Le narcissisme joue également un rôle important dans son histoire. Au moment où le jeune voisin lui adresse pour la première fois un regard doux et un mot familier, l’héroïne se sent attachée à lui à jamais, quitte à vivre une déception à la limite du supportable : « Mais, dans mes heures les plus noires, dans la conscience la plus profonde de mon insignifiance, je n’avais pas même osé envisager cette éventualité, la plus épouvantable de toutes ; que tu n’avais même pas porté la moindre attention à mon existence[8]. »

 

Dans l’espoir du moindre signe de son idole, elle abdique sa transcendance, sa liberté et sa dignité ; tapie dans l’ombre, elle va jusqu’à renoncer à tout contact extérieur et toute activité personnelle : « Je restais assise chez moi ; pendant des heures, pendant des journées, je ne faisais rien que penser à toi, penser à toi sans cesse, me remémorant toujours les cent petits souvenirs que j’avais de toi, chaque rencontre et chaque attente […][9]. » C’est au nom de cette offrande insensée, de cette attente passive et muette, de cette disponibilité sans faille qu’elle met sa vie entre parenthèses : « Toute ma vie, depuis que je suis sortie de l’enfance, a-t-elle été autre chose qu’une attente, l’attente de ta volonté[10] ? »

 

Son effacement frôle l’anéantissement, et tandis que le héros apparaît comme un être vivant, doté des ses qualités et de ses défauts, l’Inconnue semble tout simplement inexistante. Si l’homme pour lequel elle se consume ne la reconnaît jamais lors de ses rencontres avec elle, c’est parce que malgré sa beauté elle reste une femme invisible. Bien évidemment, elle n’a aucune chance d’être aimée en retour, car elle a renoncé à sa propre vie et à sa personnalité unique. À part sa lettre écrite in extremis et résumant sa vie entière dans quelques pages, elle ne laisse aucune empreinte sur terre, même pas son enfant dans lequel elle ne voyait par ailleurs qu’un ravissant double de son père.

 

Se laissant entrainer par son élan passionnel mortifère et suicidaire, elle accepte le dessaisissement de son libre arbitre au profit de l’objet de son amour. Elle n’est plus que « cette esclave, cette servante, ce miroir trop docile, cet écho trop fidèle[11]. » Cette dépersonnalisation s’accompagne d’une chosification, lorsque l’héroïne elle-même s’identifie à une montre dans la poche de son idole[12] ou aux roses qu’elle lui envoie tous les ans de manière anonyme le jour de son anniversaire.

 

Il s’agit d’un paradoxe tragique analysé avec finesse par l’auteure du Deuxième sexe : plus la femme cultive l’esprit du sacrifice et de l’abdication dans l’espoir de gagner un jour l’affection de l’homme qu’elle aime, moins de chance elle a d’être réellement remarquée ou appréciée par lui. Une constellation fatalement asymétrique mettant en péril le bonheur conjugal, comme le montre Flaubert dans Madame Bovary : « Sa femme avait été folle de lui autrefois ; elle l’avait aimé avec mille servilités qui l’avaient détaché d’elle encore davantage[13]. »

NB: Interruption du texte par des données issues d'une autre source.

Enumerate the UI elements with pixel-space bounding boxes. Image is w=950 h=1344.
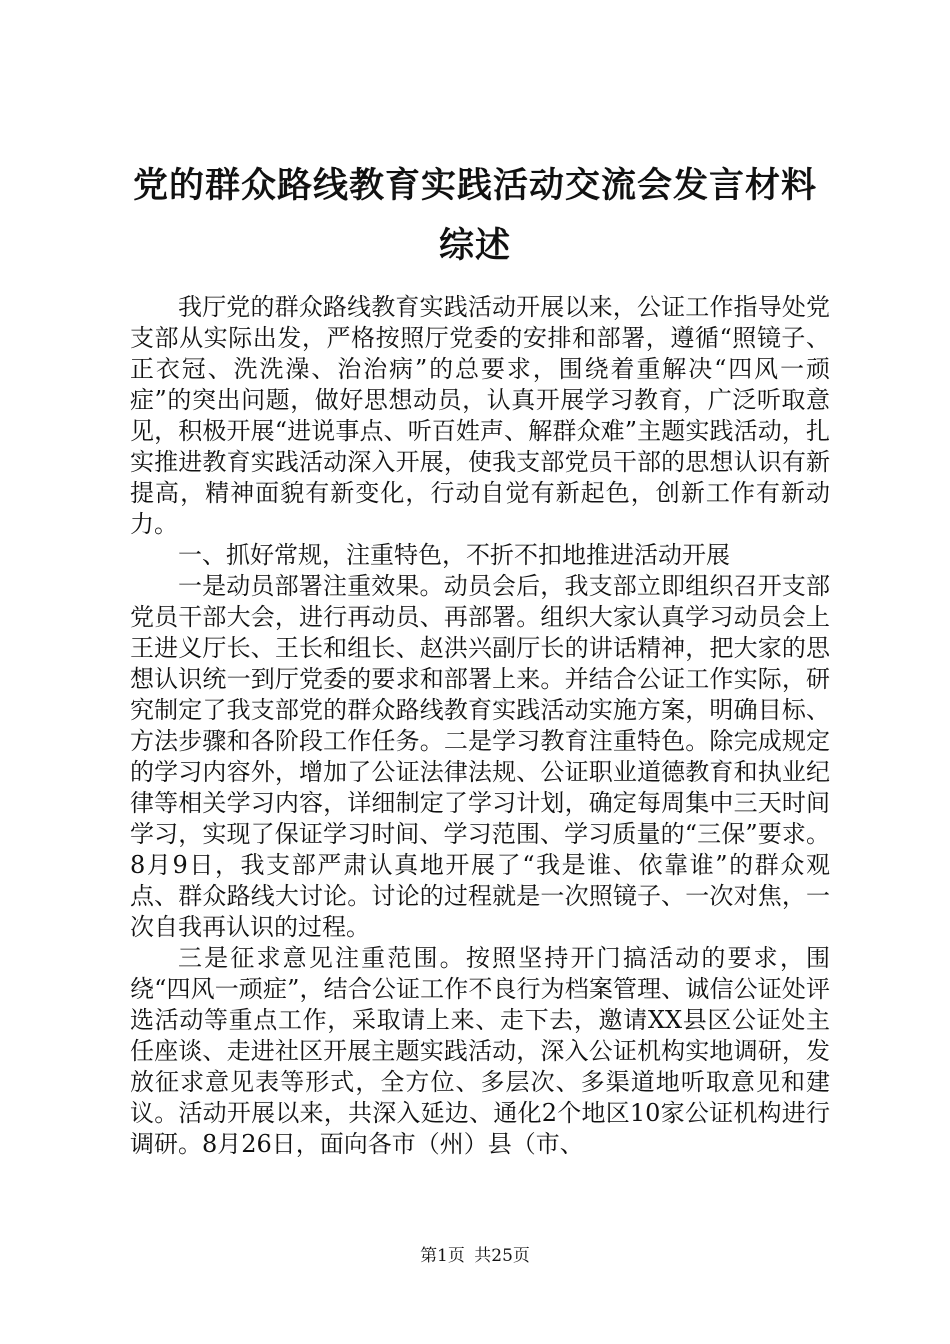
paragraph-soliciting-opinions: 三是征求意见注重范围。按照坚持开门搞活动的要求，围绕“四风一顽症”，结合公证工作不良行为档案管理、诚信公证处评选活动等重点工作，采取请上来、走下去，邀请XX县区公证处主任座谈、走进社区开展主题实践活动，深入公证机构实地调研，发放征求意见表等形式，全方位、多层次、多渠道地听取意见和建议。活动开展以来，共深入延边、通化2个地区10家公证机构进行调研。8月26日，面向各市（州）县（市、 xyxy=(130,944,830,1158)
paragraph-mobilization-and-study: 一是动员部署注重效果。动员会后，我支部立即组织召开支部党员干部大会，进行再动员、再部署。组织大家认真学习动员会上王进义厅长、王长和组长、赵洪兴副厅长的讲话精神，把大家的思想认识统一到厅党委的要求和部署上来。并结合公证工作实际，研究制定了我支部党的群众路线教育实践活动实施方案，明确目标、方法步骤和各阶段工作任务。二是学习教育注重特色。除完成规定的学习内容外，增加了公证法律法规、公证职业道德教育和执业纪律等相关学习内容，详细制定了学习计划，确定每周集中三天时间学习，实现了保证学习时间、学习范围、学习质量的“三保”要求。8月9日，我支部严肃认真地开展了“我是谁、依靠谁”的群众观点、群众路线大讨论。讨论的过程就是一次照镜子、一次对焦，一次自我再认识的过程。 xyxy=(130,572,830,941)
paragraph-intro: 我厅党的群众路线教育实践活动开展以来，公证工作指导处党支部从实际出发，严格按照厅党委的安排和部署，遵循“照镜子、正衣冠、洗洗澡、治治病”的总要求，围绕着重解决“四风一顽症”的突出问题，做好思想动员，认真开展学习教育，广泛听取意见，积极开展“进说事点、听百姓声、解群众难”主题实践活动，扎实推进教育实践活动深入开展，使我支部党员干部的思想认识有新提高，精神面貌有新变化，行动自觉有新起色，创新工作有新动力。 xyxy=(130,293,830,538)
document-body xyxy=(130,292,830,1160)
document-title: 党的群众路线教育实践活动交流会发言材料综述 xyxy=(132,165,817,266)
page-number-total: 共25页 xyxy=(474,1246,530,1266)
page-number-current: 第1页 xyxy=(420,1246,465,1266)
page-footer xyxy=(0,1244,950,1268)
section-heading-1: 一、抓好常规，注重特色，不折不扣地推进活动开展 xyxy=(178,541,730,569)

Ainsi, dénué de créativité, d’esprit critique et d’estime de soi, l’amour n’a aucune valeur ajoutée. Pire, toute relation amoureuse peut très vite se révéler toxique lorsqu’elle n’est pas réciproque. Aimer au point de n’être « rien » sans l’autre peut devenir une menace pour la liberté et la dignité d’un être humain qui dans le pire des cas mène vers l’autodestruction, comme le souligne la poétesse russe Natalia Krandievskaïa :

 

Oui, ce fut un crime

De dédaigner le monde entier pour toi seul,

Pour se jeter à tes pieds

Comme une ombre servile.

Retrouvez le texte complet dans mon livre Le droit de ne pas aimer: les racines du "sextrémisme", L'Harmattan, 2017.

[2] Stefan Zweig, Lettre d’une inconnue, traduit de l’allemand par Alzir Hella et Olivier Bournac et révisé par Françoise Toraille, Stock, 2009, p. 25.
[3] Ibid., p. 38.
[4] Ibid. p. 50.
[5] Simone de Beauvoir, op.cit., II, p. 560.
[6] Stefan Zweig, op.cit., p. 38-39.
[7] Ibid., p. 58.
[8] Ibid., p. 57-58.
[9] Ibid., p. 49.
[10] Ibid. p. 84.
[11] Simone de Beauvoir, op.cit., II, p. 568.
[12] Stefan Zweig, op.cit, p. 37.
[13] Flaubert, op.cit., p. 65. Fait significatif, ce même schéma marque plus tard les relations entre Emma et Rodolphe : « Elle n’y voulait pas croire ; elle redoubla de tendresse ; et Rodolphe, de moins en moins, cacha son indifférence » (p. 238).